Third of drug deaths in Scotland were parents
- Published
More than a third (36%) of drug-death victims in 2013 were parents or parental figures, according to analysis of official figures.
The NHS Information Services Division analysed the 526 drug deaths in that year, the latest for which full figures are available.
They said 273 children lost a parental figure.
Almost half of females who died a drug-related death had children under 16, compared with about a third of males.
The fifth report from the National Drug Related Deaths Database (NDRDD) for Scotland, external looks in greater detail at the official figures for drug deaths which were released in August last year.
The analysis is carried out to help develop interventions to reduce drug-related deaths, which have been slowly coming down.

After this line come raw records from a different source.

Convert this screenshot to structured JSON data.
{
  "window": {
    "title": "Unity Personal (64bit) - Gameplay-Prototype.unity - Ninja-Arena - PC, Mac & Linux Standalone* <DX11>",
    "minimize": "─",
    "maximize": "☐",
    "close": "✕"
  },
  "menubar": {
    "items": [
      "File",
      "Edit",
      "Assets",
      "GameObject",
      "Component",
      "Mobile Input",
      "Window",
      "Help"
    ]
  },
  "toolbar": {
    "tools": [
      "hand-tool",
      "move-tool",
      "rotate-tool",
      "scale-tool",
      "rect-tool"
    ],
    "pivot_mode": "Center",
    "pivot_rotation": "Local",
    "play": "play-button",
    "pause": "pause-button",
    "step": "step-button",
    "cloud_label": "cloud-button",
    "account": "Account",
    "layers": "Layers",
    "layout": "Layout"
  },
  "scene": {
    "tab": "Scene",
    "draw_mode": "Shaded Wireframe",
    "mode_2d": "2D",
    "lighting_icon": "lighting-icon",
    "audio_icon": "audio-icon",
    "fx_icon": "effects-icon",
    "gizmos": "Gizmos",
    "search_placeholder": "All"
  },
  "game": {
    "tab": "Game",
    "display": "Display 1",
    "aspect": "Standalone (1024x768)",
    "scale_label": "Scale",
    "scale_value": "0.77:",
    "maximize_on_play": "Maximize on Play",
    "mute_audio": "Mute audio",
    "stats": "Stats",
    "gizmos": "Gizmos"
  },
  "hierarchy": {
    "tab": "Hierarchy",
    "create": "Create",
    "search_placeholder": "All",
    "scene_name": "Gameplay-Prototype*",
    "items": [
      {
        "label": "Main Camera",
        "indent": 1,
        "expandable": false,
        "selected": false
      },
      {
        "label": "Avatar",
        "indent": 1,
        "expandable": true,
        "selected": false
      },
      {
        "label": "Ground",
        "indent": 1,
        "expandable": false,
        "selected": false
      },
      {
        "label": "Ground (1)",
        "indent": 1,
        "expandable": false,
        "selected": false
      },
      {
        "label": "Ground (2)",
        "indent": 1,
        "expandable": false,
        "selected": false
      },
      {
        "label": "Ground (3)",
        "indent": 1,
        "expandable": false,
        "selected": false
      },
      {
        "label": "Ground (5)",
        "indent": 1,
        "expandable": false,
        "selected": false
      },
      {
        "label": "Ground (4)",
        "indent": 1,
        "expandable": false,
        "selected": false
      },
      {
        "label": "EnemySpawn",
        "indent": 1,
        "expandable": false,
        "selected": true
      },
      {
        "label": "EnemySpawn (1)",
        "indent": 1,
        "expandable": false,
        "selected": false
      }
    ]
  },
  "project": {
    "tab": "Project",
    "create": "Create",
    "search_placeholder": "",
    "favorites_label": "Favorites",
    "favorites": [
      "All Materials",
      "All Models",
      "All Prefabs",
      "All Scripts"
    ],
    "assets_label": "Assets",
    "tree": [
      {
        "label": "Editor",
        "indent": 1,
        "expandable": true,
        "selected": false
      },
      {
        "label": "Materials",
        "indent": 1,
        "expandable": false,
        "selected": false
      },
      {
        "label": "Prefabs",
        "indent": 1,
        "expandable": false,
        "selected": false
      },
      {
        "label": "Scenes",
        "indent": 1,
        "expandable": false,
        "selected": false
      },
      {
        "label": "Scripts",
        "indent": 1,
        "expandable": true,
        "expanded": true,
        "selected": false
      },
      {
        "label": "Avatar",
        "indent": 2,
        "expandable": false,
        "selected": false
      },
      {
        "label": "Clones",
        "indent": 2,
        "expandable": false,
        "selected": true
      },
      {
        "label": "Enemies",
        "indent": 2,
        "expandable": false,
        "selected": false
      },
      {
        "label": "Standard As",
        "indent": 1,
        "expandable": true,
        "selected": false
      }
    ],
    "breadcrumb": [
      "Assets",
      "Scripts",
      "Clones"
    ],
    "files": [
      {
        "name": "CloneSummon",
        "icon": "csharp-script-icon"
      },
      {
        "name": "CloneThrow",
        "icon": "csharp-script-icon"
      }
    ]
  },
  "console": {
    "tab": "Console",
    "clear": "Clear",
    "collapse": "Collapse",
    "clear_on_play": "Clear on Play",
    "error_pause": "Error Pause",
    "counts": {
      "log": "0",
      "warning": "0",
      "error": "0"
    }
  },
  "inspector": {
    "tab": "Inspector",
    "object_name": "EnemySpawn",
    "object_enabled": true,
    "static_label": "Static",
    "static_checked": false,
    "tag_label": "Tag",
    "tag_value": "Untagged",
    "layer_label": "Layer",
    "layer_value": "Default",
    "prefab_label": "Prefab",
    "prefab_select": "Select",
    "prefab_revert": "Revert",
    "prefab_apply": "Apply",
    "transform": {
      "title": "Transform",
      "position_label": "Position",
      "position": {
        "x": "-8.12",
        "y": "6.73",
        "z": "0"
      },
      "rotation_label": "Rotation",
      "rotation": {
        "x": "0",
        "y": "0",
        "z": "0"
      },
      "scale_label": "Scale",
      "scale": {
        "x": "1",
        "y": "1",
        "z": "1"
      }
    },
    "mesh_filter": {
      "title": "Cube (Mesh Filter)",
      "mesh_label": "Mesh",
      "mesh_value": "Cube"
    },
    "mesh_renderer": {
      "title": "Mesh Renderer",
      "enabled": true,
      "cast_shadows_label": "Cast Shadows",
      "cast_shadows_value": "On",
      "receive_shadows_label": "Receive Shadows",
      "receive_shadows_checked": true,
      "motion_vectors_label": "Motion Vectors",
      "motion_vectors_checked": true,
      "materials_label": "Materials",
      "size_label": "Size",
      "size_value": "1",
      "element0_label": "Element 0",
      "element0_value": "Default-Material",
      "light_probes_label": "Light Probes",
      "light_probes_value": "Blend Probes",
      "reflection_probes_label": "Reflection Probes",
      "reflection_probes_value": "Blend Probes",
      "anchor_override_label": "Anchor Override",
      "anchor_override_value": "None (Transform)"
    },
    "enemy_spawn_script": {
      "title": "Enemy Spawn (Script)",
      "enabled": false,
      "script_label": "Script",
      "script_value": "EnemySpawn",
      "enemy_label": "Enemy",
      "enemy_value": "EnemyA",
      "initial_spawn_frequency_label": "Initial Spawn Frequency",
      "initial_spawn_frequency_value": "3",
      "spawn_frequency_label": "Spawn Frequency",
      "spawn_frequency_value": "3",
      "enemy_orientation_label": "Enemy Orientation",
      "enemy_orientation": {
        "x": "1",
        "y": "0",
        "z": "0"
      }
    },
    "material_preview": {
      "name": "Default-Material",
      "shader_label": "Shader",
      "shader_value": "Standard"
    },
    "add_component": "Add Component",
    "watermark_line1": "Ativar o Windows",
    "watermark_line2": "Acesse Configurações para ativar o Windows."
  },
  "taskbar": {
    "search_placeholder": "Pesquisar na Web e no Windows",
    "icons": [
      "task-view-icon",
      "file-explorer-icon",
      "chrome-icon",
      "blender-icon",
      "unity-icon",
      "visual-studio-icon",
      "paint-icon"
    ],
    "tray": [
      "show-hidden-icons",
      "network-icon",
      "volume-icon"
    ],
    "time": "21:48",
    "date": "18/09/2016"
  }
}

But the number is still about 50% higher than 10 years ago.
The report said 76% of those who died were male and half lived in the most deprived areas of Scotland.
The percentage of deaths among individuals aged 35 and over increased from 50% in 2009 to 66% in 2013, the figures showed.
Almost two thirds (63%) of those analysed in the figures had a psychiatric condition recorded in the six months before they died.
Heroin was the drug most frequently implicated in death but in almost all cases multiple drugs were present in the body at death.
Methadone, heroin, morphine or buprenorphine were implicated in 76% of cases.